Ecco spiegato come il Paese sia potuto diventare il principale referente americano per il controllo del jihad africano ed europeo: il governo di sua maestà Mohammed VI ha siglato con Washington una serie di programmi di prevenzione dell’estremismo e di educazione nella società, come la Middle East partnership initiative (Mepi), e ha definito una cornice di impegni con la Nato: Rabat sostiene l’Alleanza atlantica dal 2016, funzionando da «antenna» per le politiche mediterranee e monitorando i traffici illegali dell’area (dal contrabbando di droghe al traffico di armi ed esseri umani). In cambio, riceve anche armamenti: lo scorso anno, per esempio, ha siglato un accordo da 240 milioni di dollari per la fornitura di mezzi pesanti.
È anche intestandosi questo ruolo di baluardo che il Marocco emerge come lo Stato più progredito dell’Africa: «Insieme ai leader di Algeria e Tunisia, questi governi hanno perseguito un percorso comune di modernizzazione, indipendentemente dalla forma di Stato» scrive la ricercatrice della Cattolica di Milano, Majda Mehrar. «Questa strategia politica era principalmente mirata a neutralizzare i movimenti islamisti e a evitare la diffusione di messaggi estremisti». E ha funzionato bene, se si considera che attualmente nelle carceri marocchine, degli oltre 86.000 detenuti complessivi, solo 900 stanno scontando reati connessi al terrorismo (solo 21 nuovi ingressi lo scorso anno).
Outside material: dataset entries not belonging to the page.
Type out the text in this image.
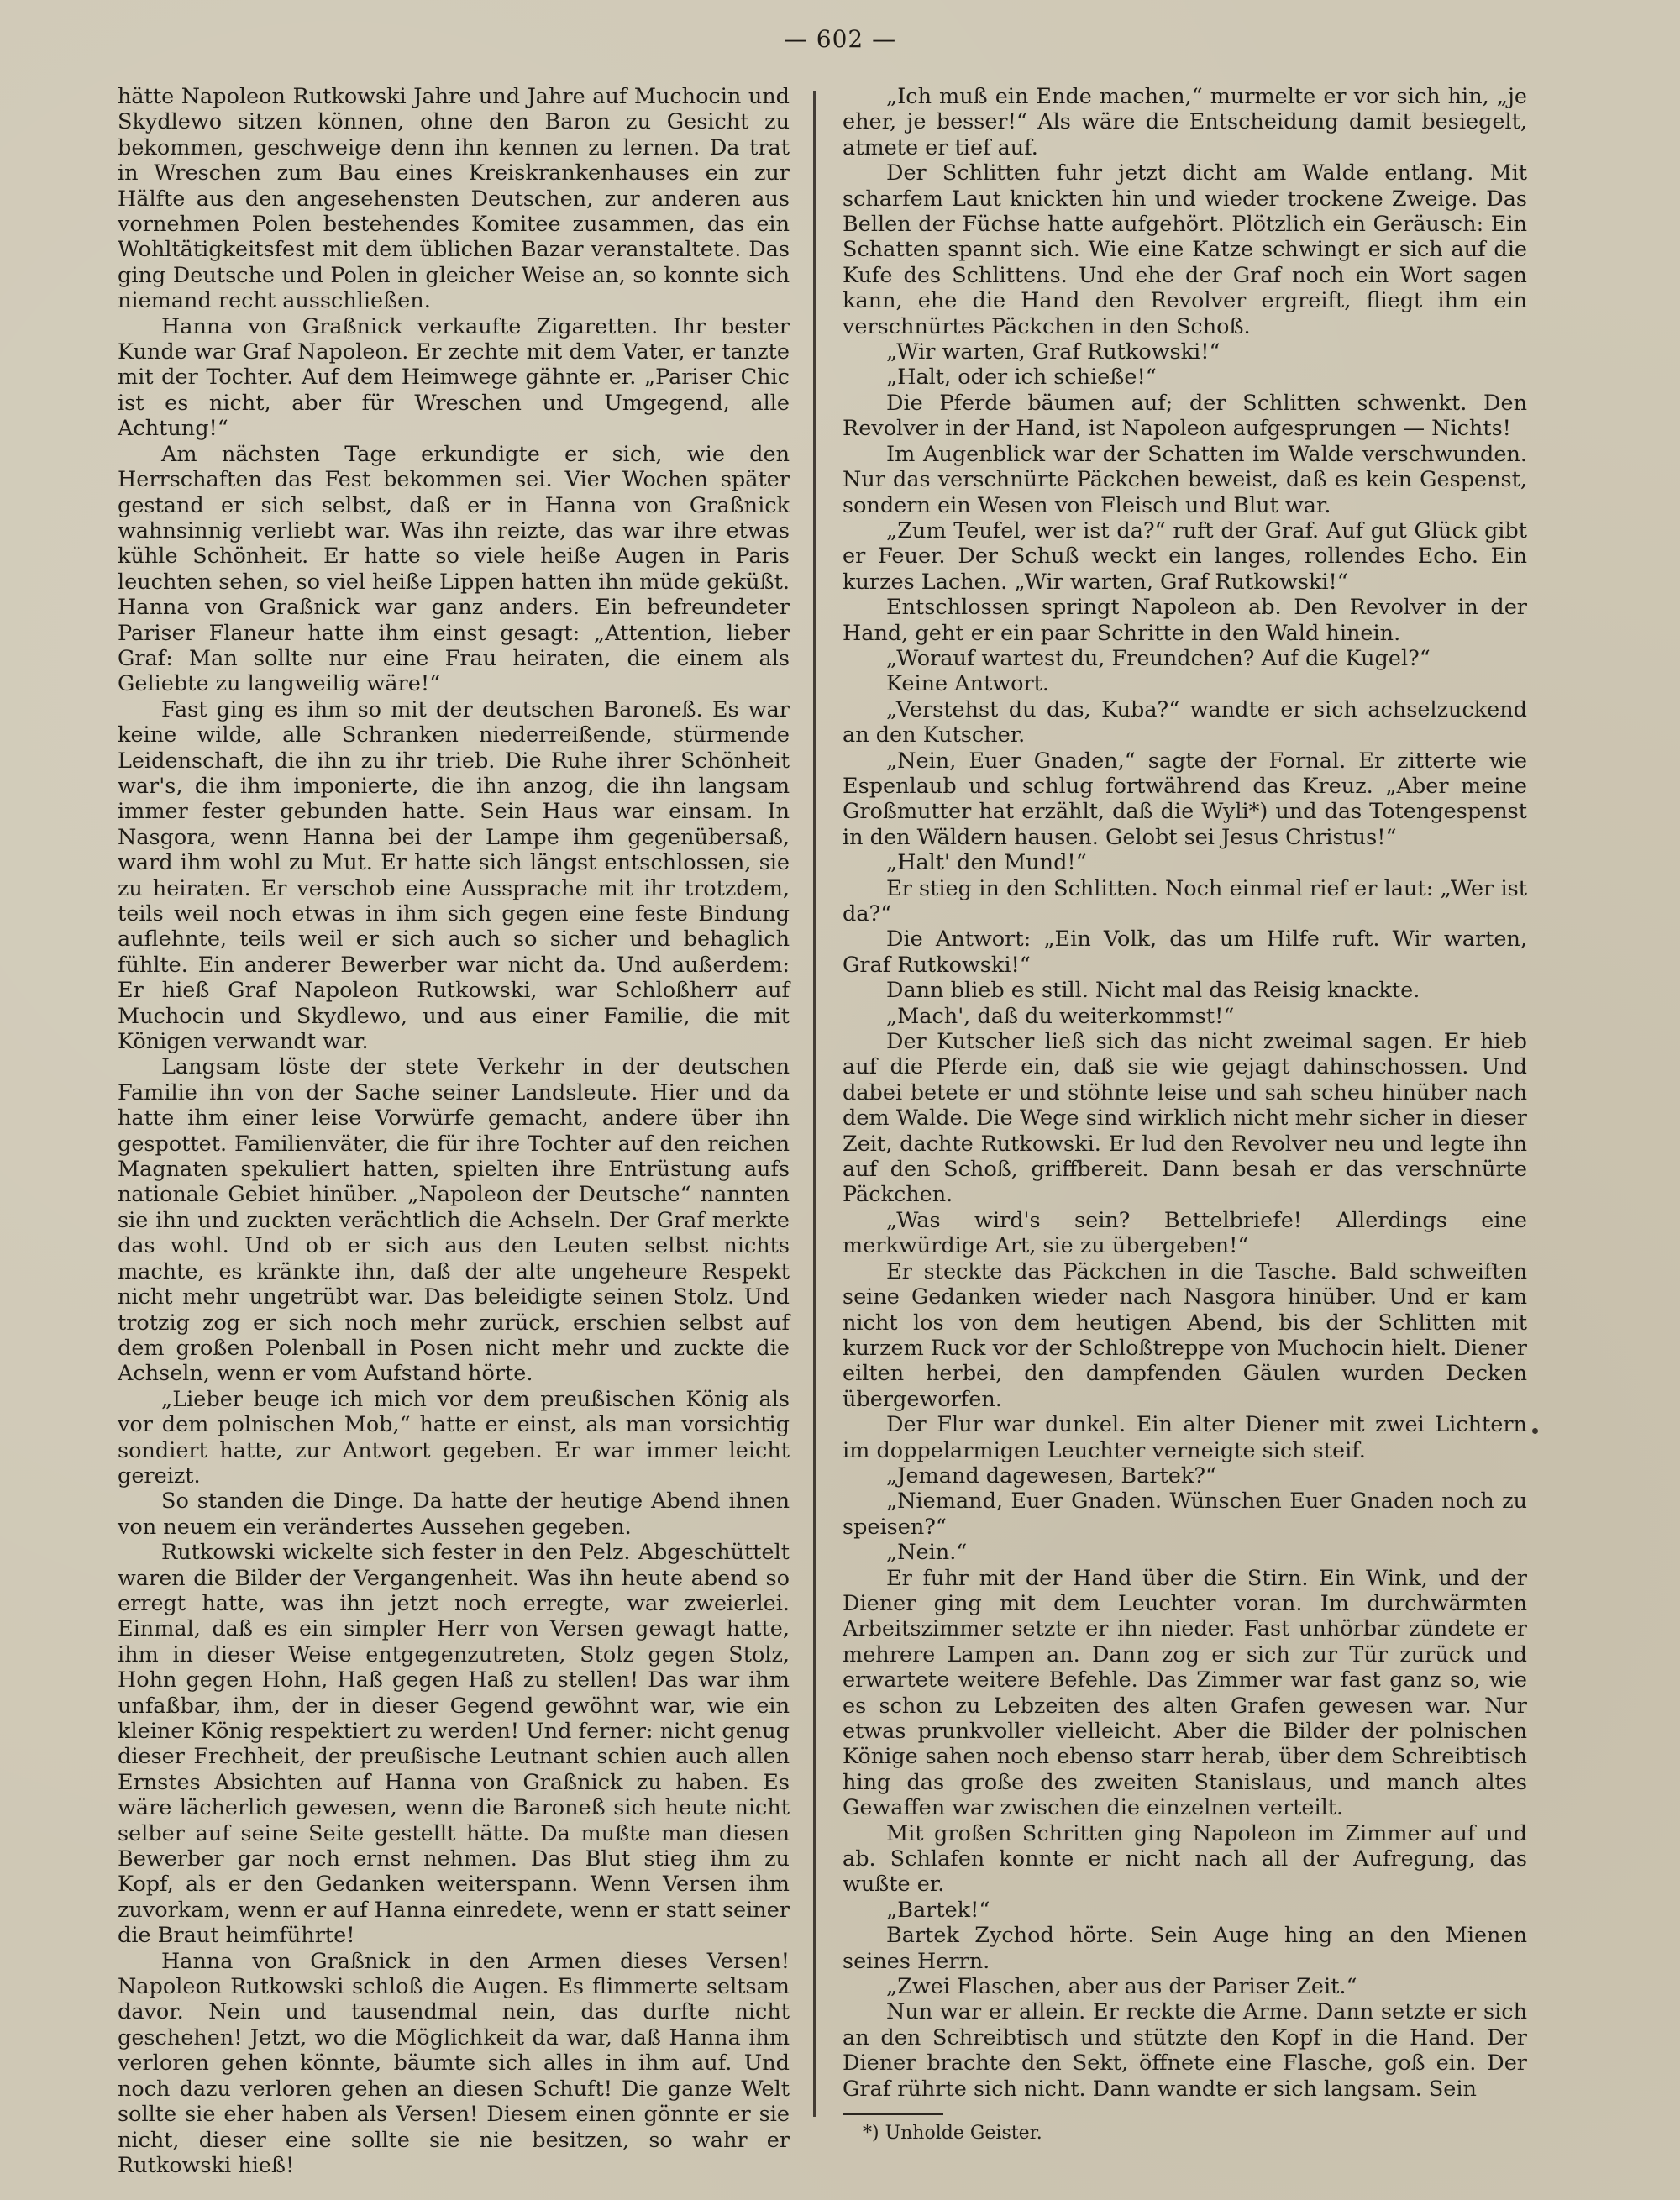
— 602 —

hätte Napoleon Rutkowski Jahre und Jahre auf Muchocin und Skydlewo sitzen können, ohne den Baron zu Gesicht zu bekommen, geschweige denn ihn kennen zu lernen. Da trat in Wreschen zum Bau eines Kreiskrankenhauses ein zur Hälfte aus den angesehensten Deutschen, zur anderen aus vornehmen Polen bestehendes Komitee zusammen, das ein Wohltätigkeitsfest mit dem üblichen Bazar veranstaltete. Das ging Deutsche und Polen in gleicher Weise an, so konnte sich niemand recht ausschließen.

Hanna von Graßnick verkaufte Zigaretten. Ihr bester Kunde war Graf Napoleon. Er zechte mit dem Vater, er tanzte mit der Tochter. Auf dem Heimwege gähnte er. „Pariser Chic ist es nicht, aber für Wreschen und Umgegend, alle Achtung!“

Am nächsten Tage erkundigte er sich, wie den Herrschaften das Fest bekommen sei. Vier Wochen später gestand er sich selbst, daß er in Hanna von Graßnick wahnsinnig verliebt war. Was ihn reizte, das war ihre etwas kühle Schönheit. Er hatte so viele heiße Augen in Paris leuchten sehen, so viel heiße Lippen hatten ihn müde geküßt. Hanna von Graßnick war ganz anders. Ein befreundeter Pariser Flaneur hatte ihm einst gesagt: „Attention, lieber Graf: Man sollte nur eine Frau heiraten, die einem als Geliebte zu langweilig wäre!“

Fast ging es ihm so mit der deutschen Baroneß. Es war keine wilde, alle Schranken niederreißende, stürmende Leidenschaft, die ihn zu ihr trieb. Die Ruhe ihrer Schönheit war's, die ihm imponierte, die ihn anzog, die ihn langsam immer fester gebunden hatte. Sein Haus war einsam. In Nasgora, wenn Hanna bei der Lampe ihm gegenübersaß, ward ihm wohl zu Mut. Er hatte sich längst entschlossen, sie zu heiraten. Er verschob eine Aussprache mit ihr trotzdem, teils weil noch etwas in ihm sich gegen eine feste Bindung auflehnte, teils weil er sich auch so sicher und behaglich fühlte. Ein anderer Bewerber war nicht da. Und außerdem: Er hieß Graf Napoleon Rutkowski, war Schloßherr auf Muchocin und Skydlewo, und aus einer Familie, die mit Königen verwandt war.

Langsam löste der stete Verkehr in der deutschen Familie ihn von der Sache seiner Landsleute. Hier und da hatte ihm einer leise Vorwürfe gemacht, andere über ihn gespottet. Familienväter, die für ihre Tochter auf den reichen Magnaten spekuliert hatten, spielten ihre Entrüstung aufs nationale Gebiet hinüber. „Napoleon der Deutsche“ nannten sie ihn und zuckten verächtlich die Achseln. Der Graf merkte das wohl. Und ob er sich aus den Leuten selbst nichts machte, es kränkte ihn, daß der alte ungeheure Respekt nicht mehr ungetrübt war. Das beleidigte seinen Stolz. Und trotzig zog er sich noch mehr zurück, erschien selbst auf dem großen Polenball in Posen nicht mehr und zuckte die Achseln, wenn er vom Aufstand hörte.

„Lieber beuge ich mich vor dem preußischen König als vor dem polnischen Mob,“ hatte er einst, als man vorsichtig sondiert hatte, zur Antwort gegeben. Er war immer leicht gereizt.

So standen die Dinge. Da hatte der heutige Abend ihnen von neuem ein verändertes Aussehen gegeben.

Rutkowski wickelte sich fester in den Pelz. Abgeschüttelt waren die Bilder der Vergangenheit. Was ihn heute abend so erregt hatte, was ihn jetzt noch erregte, war zweierlei. Einmal, daß es ein simpler Herr von Versen gewagt hatte, ihm in dieser Weise entgegenzutreten, Stolz gegen Stolz, Hohn gegen Hohn, Haß gegen Haß zu stellen! Das war ihm unfaßbar, ihm, der in dieser Gegend gewöhnt war, wie ein kleiner König respektiert zu werden! Und ferner: nicht genug dieser Frechheit, der preußische Leutnant schien auch allen Ernstes Absichten auf Hanna von Graßnick zu haben. Es wäre lächerlich gewesen, wenn die Baroneß sich heute nicht selber auf seine Seite gestellt hätte. Da mußte man diesen Bewerber gar noch ernst nehmen. Das Blut stieg ihm zu Kopf, als er den Gedanken weiterspann. Wenn Versen ihm zuvorkam, wenn er auf Hanna einredete, wenn er statt seiner die Braut heimführte!

Hanna von Graßnick in den Armen dieses Versen! Napoleon Rutkowski schloß die Augen. Es flimmerte seltsam davor. Nein und tausendmal nein, das durfte nicht geschehen! Jetzt, wo die Möglichkeit da war, daß Hanna ihm verloren gehen könnte, bäumte sich alles in ihm auf. Und noch dazu verloren gehen an diesen Schuft! Die ganze Welt sollte sie eher haben als Versen! Diesem einen gönnte er sie nicht, dieser eine sollte sie nie besitzen, so wahr er Rutkowski hieß!

„Ich muß ein Ende machen,“ murmelte er vor sich hin, „je eher, je besser!“ Als wäre die Entscheidung damit besiegelt, atmete er tief auf.

Der Schlitten fuhr jetzt dicht am Walde entlang. Mit scharfem Laut knickten hin und wieder trockene Zweige. Das Bellen der Füchse hatte aufgehört. Plötzlich ein Geräusch: Ein Schatten spannt sich. Wie eine Katze schwingt er sich auf die Kufe des Schlittens. Und ehe der Graf noch ein Wort sagen kann, ehe die Hand den Revolver ergreift, fliegt ihm ein verschnürtes Päckchen in den Schoß.

„Wir warten, Graf Rutkowski!“

„Halt, oder ich schieße!“

Die Pferde bäumen auf; der Schlitten schwenkt. Den Revolver in der Hand, ist Napoleon aufgesprungen — Nichts!

Im Augenblick war der Schatten im Walde verschwunden. Nur das verschnürte Päckchen beweist, daß es kein Gespenst, sondern ein Wesen von Fleisch und Blut war.

„Zum Teufel, wer ist da?“ ruft der Graf. Auf gut Glück gibt er Feuer. Der Schuß weckt ein langes, rollendes Echo. Ein kurzes Lachen. „Wir warten, Graf Rutkowski!“

Entschlossen springt Napoleon ab. Den Revolver in der Hand, geht er ein paar Schritte in den Wald hinein.

„Worauf wartest du, Freundchen? Auf die Kugel?“

Keine Antwort.

„Verstehst du das, Kuba?“ wandte er sich achselzuckend an den Kutscher.

„Nein, Euer Gnaden,“ sagte der Fornal. Er zitterte wie Espenlaub und schlug fortwährend das Kreuz. „Aber meine Großmutter hat erzählt, daß die Wyli*) und das Totengespenst in den Wäldern hausen. Gelobt sei Jesus Christus!“

„Halt' den Mund!“

Er stieg in den Schlitten. Noch einmal rief er laut: „Wer ist da?“

Die Antwort: „Ein Volk, das um Hilfe ruft. Wir warten, Graf Rutkowski!“

Dann blieb es still. Nicht mal das Reisig knackte.

„Mach', daß du weiterkommst!“

Der Kutscher ließ sich das nicht zweimal sagen. Er hieb auf die Pferde ein, daß sie wie gejagt dahinschossen. Und dabei betete er und stöhnte leise und sah scheu hinüber nach dem Walde. Die Wege sind wirklich nicht mehr sicher in dieser Zeit, dachte Rutkowski. Er lud den Revolver neu und legte ihn auf den Schoß, griffbereit. Dann besah er das verschnürte Päckchen.

„Was wird's sein? Bettelbriefe! Allerdings eine merkwürdige Art, sie zu übergeben!“

Er steckte das Päckchen in die Tasche. Bald schweiften seine Gedanken wieder nach Nasgora hinüber. Und er kam nicht los von dem heutigen Abend, bis der Schlitten mit kurzem Ruck vor der Schloßtreppe von Muchocin hielt. Diener eilten herbei, den dampfenden Gäulen wurden Decken übergeworfen.

Der Flur war dunkel. Ein alter Diener mit zwei Lichtern im doppelarmigen Leuchter verneigte sich steif.

„Jemand dagewesen, Bartek?“

„Niemand, Euer Gnaden. Wünschen Euer Gnaden noch zu speisen?“

„Nein.“

Er fuhr mit der Hand über die Stirn. Ein Wink, und der Diener ging mit dem Leuchter voran. Im durchwärmten Arbeitszimmer setzte er ihn nieder. Fast unhörbar zündete er mehrere Lampen an. Dann zog er sich zur Tür zurück und erwartete weitere Befehle. Das Zimmer war fast ganz so, wie es schon zu Lebzeiten des alten Grafen gewesen war. Nur etwas prunkvoller vielleicht. Aber die Bilder der polnischen Könige sahen noch ebenso starr herab, über dem Schreibtisch hing das große des zweiten Stanislaus, und manch altes Gewaffen war zwischen die einzelnen verteilt.

Mit großen Schritten ging Napoleon im Zimmer auf und ab. Schlafen konnte er nicht nach all der Aufregung, das wußte er.

„Bartek!“

Bartek Zychod hörte. Sein Auge hing an den Mienen seines Herrn.

„Zwei Flaschen, aber aus der Pariser Zeit.“

Nun war er allein. Er reckte die Arme. Dann setzte er sich an den Schreibtisch und stützte den Kopf in die Hand. Der Diener brachte den Sekt, öffnete eine Flasche, goß ein. Der Graf rührte sich nicht. Dann wandte er sich langsam. Sein

*) Unholde Geister.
La stabilità costruita nel tempo dal Paese del Maghreb, e la stessa linea di discendenza di re Mohammed – che si fa risalire direttamente al profeta Maometto – lo hanno dunque salvaguardato da rivolgimenti e guerre intestine connesse al radicalismo. Lo stesso non può dirsi per la vicina Algeria, che lungo gli anni Novanta ha combattuto gruppi locali come il Fis (Fronte islamico di salvezza) e il Gia (Gruppo islamico armato), che miravano a rovesciare il governo nazionale per imporre la sharia, la legge islamica.
È noto che Marocco e Algeria si contendano ancora oggi il dominio sul Sahara occidentale, territorio cruciale dove si agitano le aspirazioni indipendentistiche del popolo Saharawi; ma questo non ha prodotto guerriglie sul modello di Mali e Mauritania. Al contrario, ha rafforzato una cultura istituzionale piuttosto laica e statalista di derivazione francofona, ma con contaminazioni anglosassoni. Cosa che permette, al di qua e al di là dell’Atlantico, di continuare a investire su quello che viene considerato l’interlocutore più affidabile del Nordafrica.